Which brings me to a larger point with respect to shifting the category of appropriation from persons to institutions: since no institution is a monolith, there are almost always sites of resistance to sin and injustice even when it seems like the structures as a whole are participating in it. The constructive suggestions that Mitchell and Lysaught offer center on the role of “community change programs,” citing the example of organizing volunteers to walk children to school (61). Here, too, the decision-makers that Mitchell and Lysaught are addressing seem to be higher-level administrators, who they call on to partner with external (to the health care system) organizations and community leaders. Those are great suggestions, but I do wonder whether the implicit power dynamics in these suggestions risk a kind of “top-down” solution that could perpetuate the very problems of white saviorhood caused by appropriation to begin with. 

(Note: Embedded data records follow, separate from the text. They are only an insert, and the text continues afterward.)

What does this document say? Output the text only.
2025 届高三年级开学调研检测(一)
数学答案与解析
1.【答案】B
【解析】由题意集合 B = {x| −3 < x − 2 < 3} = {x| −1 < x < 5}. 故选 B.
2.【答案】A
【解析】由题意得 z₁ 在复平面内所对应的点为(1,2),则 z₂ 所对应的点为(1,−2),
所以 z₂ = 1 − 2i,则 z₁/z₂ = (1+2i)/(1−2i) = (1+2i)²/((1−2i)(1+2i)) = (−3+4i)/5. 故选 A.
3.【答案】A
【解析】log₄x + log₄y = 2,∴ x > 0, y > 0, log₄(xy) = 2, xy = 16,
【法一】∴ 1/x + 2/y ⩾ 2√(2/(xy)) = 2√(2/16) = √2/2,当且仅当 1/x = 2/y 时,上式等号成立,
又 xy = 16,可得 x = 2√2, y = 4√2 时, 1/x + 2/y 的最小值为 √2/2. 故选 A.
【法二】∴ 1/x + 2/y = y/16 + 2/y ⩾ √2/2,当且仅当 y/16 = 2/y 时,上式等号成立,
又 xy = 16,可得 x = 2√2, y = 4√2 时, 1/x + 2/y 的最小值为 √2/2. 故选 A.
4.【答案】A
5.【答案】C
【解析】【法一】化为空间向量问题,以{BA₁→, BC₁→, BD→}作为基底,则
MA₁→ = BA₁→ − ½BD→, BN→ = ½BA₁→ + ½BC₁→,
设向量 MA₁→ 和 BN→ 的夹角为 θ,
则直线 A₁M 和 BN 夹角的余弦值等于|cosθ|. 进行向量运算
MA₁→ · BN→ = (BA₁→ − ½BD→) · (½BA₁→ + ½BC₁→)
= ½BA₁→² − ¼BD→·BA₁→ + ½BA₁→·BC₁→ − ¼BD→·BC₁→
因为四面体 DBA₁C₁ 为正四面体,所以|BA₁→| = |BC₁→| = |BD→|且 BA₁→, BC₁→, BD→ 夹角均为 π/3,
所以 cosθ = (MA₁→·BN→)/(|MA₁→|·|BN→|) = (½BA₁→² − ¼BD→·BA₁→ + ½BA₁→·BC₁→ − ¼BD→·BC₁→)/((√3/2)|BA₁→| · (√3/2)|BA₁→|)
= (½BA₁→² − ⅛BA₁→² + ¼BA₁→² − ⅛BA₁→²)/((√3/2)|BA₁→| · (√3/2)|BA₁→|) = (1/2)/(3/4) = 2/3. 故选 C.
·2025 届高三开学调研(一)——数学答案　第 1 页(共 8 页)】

Part of the solution should include the people already working in healthcare systems who are or have been affected by the injustice of residential segregation. So, in addition to Mitchell and Lysaught’s ideas, I would also suggest that there needs to be internal work and reflexivity on behalf of these institutions, that starts with the most disadvantaged workers. Unions and labor organizing – something many Catholic institutions resist, in health care and otherwise – can address pay and benefit disparities. Organizing can also help workers feel agency in the face of larger forces that seem generally disempowering – labor unions might themselves be a necessary component of public health

I think Mitchell and Lysaught make a really important contribution here, especially by resisting the urge to reduce structural sin to the clear intentions of a few select actors. Nonetheless, I think the solutions also cannot rely on a few actors with power and control in an institution, but needs to look to the margins, first.